Some residents worried their cultural traditions and community's safety could be at risk and Mrs Kollo says a closed Facebook group named "We want an immigrant-free Ditrau" attracted 2,700 members.
Ditrau Mayor Elemer Puskas called a special council meeting to answer local concerns.
"First, two enter Ditrau, then they will bring their families because they have the rights, and then they'll bring another 10," a moustachioed, middle-aged man told the meeting.
"They will bring their culture, but we have our own culture, so we will stick to ours," he said.
Another man was more direct, shouting: "We don't need immigrants."
The story has attracted the attention of the Romanian authorities. A complaint was filed by the Romanian National Council for Combating Discrimination over incitement to hatred and discrimination.
The Sri Lankans signed two-year work contracts with the bakery, which employs 94 people and pays for their accommodation.
The bakery manager says she looked abroad for staff, partly to bridge a skills gap and partly to meet employee quota conditions for two EU development grants.
"We lost a lot of people to the West, and now we're looking to the East for workers," she tells the BBC.
To keep the peace, the company relocated the three men from Ditrau to two other villages, leaving them 15km (9 miles) away from where they work.
Sitting in a small room inside the private Ditroi bakery, Prasanna Piumal, 22, tells the BBC how he came to Romania to build a future. But when the race row erupted, he says "the employment agent came to see us and asked if we wanted to leave and go to Bucharest".
He vowed to stay on, as did his colleague, 48-year-old Amahinda Amara Signha, who said he was puzzled by this strange outcry unfolding in this isolated town at the foothills of the Carpathian Mountains.
"I didn't understand what the problem was," said Mr Signha. "When my contract finishes here I will go [back] to Sri Lanka. My house isn't finished there and I want to build my house and develop my future."
There may be several reasons why the arrival of three Sri Lankans sparked such a fierce backlash, in a country that suffers from a shortage of workers and has seen a significant exodus of its own population in recent years.
The Church pulpit is a powerful tool in Romania's small communities and Mrs Kollo alleges that the local Catholic priest, Karoly Biro, held a Sunday service in which he stoked fears about immigration.

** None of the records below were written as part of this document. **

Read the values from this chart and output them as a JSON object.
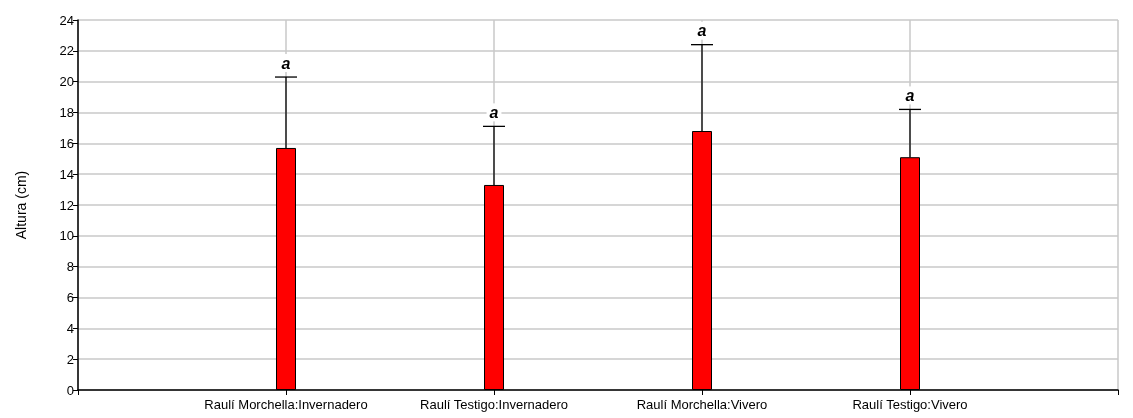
{
  "chart_data": {
    "type": "bar",
    "ylabel": "Altura (cm)",
    "categories": [
      null,
      "Raulí Morchella:Invernadero",
      "Raulí Testigo:Invernadero",
      "Raulí Morchella:Vivero",
      "Raulí Testigo:Vivero",
      null
    ],
    "values": [
      null,
      15.7,
      13.3,
      16.8,
      15.1,
      null
    ],
    "errors": [
      null,
      [
        15.7,
        20.3
      ],
      [
        13.3,
        17.1
      ],
      [
        16.8,
        22.4
      ],
      [
        15.1,
        18.2
      ],
      null
    ],
    "color": "#ff0000",
    "ylim": [
      0,
      24
    ],
    "yticks": [
      0,
      2,
      4,
      6,
      8,
      10,
      12,
      14,
      16,
      18,
      20,
      22,
      24
    ],
    "grid": true,
    "annotations": [
      "a",
      "a",
      "a",
      "a"
    ]
  }
}
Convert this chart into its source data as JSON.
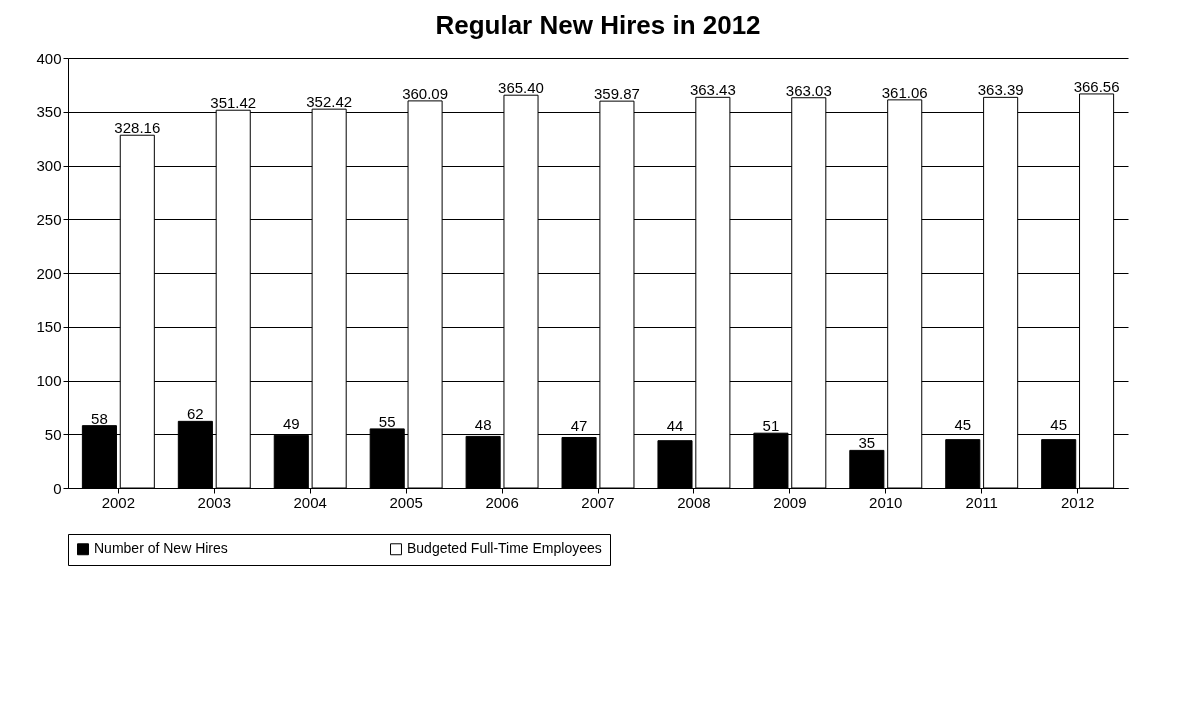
{
  "chart_data": {
    "type": "bar",
    "title": "Regular New Hires in 2012",
    "categories": [
      "2002",
      "2003",
      "2004",
      "2005",
      "2006",
      "2007",
      "2008",
      "2009",
      "2010",
      "2011",
      "2012"
    ],
    "series": [
      {
        "name": "Number of New Hires",
        "color": "#000000",
        "values": [
          58,
          62,
          49,
          55,
          48,
          47,
          44,
          51,
          35,
          45,
          45
        ],
        "value_labels": [
          "58",
          "62",
          "49",
          "55",
          "48",
          "47",
          "44",
          "51",
          "35",
          "45",
          "45"
        ]
      },
      {
        "name": "Budgeted Full-Time Employees",
        "color": "#ffffff",
        "values": [
          328.16,
          351.42,
          352.42,
          360.09,
          365.4,
          359.87,
          363.43,
          363.03,
          361.06,
          363.39,
          366.56
        ],
        "value_labels": [
          "328.16",
          "351.42",
          "352.42",
          "360.09",
          "365.40",
          "359.87",
          "363.43",
          "363.03",
          "361.06",
          "363.39",
          "366.56"
        ]
      }
    ],
    "ylim": [
      0,
      400
    ],
    "yticks": [
      0,
      50,
      100,
      150,
      200,
      250,
      300,
      350,
      400
    ],
    "grid": "y",
    "legend": "bottom"
  }
}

The priest did not respond to BBC requests for a comment.
"Our fear comes from the unknown," the priest told the council meeting. "We don't have any resentment towards the foreigners but we plead to not bring them here to work, because we already have people here [who can work]."
In another twist, it emerged that two of the Sri Lankans were themselves Catholics.
Adalbert Horvath, a 54-year-old resident and former bakery worker, said he had signed the petition against the foreign workers "because people are scared of them".
However, he thinks the uproar is more about local unemployment than a fear of foreigners. "[The Sri Lankans] are people as well, they are the same as we are," he says.
Another possibility is that the views of residents in this largely ethnic Hungarian area may have had their views "shaped" by Hungarian media. That, at least, is the view of the mayor.
Hungary, under the leadership of right-wing Prime Minister Viktor Orban, has strongly pushed an anti-immigration agenda which is widely reflected in its national media.
This is a sentiment shared by Csaba Asztalos, the head of the National Council for Combating Discrimination, who is himself an ethnic Hungarian.
"The Hungarian community from Transylvania is connected to the regional media. We know very well that an element of constant communication is the anti-immigration discourse," he told local news channel Digi24.
The head of Democratic Alliance of Hungarians in Romania, Keleman Hunor, has expressed concern that the focus on Ditrau could stigmatise residents, but he told local media that the situation was "regrettable" and that "intolerance must be rejected".
The third Sri Lankan baker to arrive in Ditrau, Dayan Wone Peries, has more than five years' experience as a baker. He started work recently, after the public protests had broken out.
"I didn't take it too seriously," the 24-year-old tells the BBC. "Half of my money I put in my [bank] account and the other half I send to my mother. I am building my own house."
"So I don't care about the problem, it cannot stop my dreams," he smiles.
Despite the furore, Mrs Kollo has no regrets about her decision. "We have four more workers coming from Nepal. They should be here now but we are letting things here settle a bit," she says.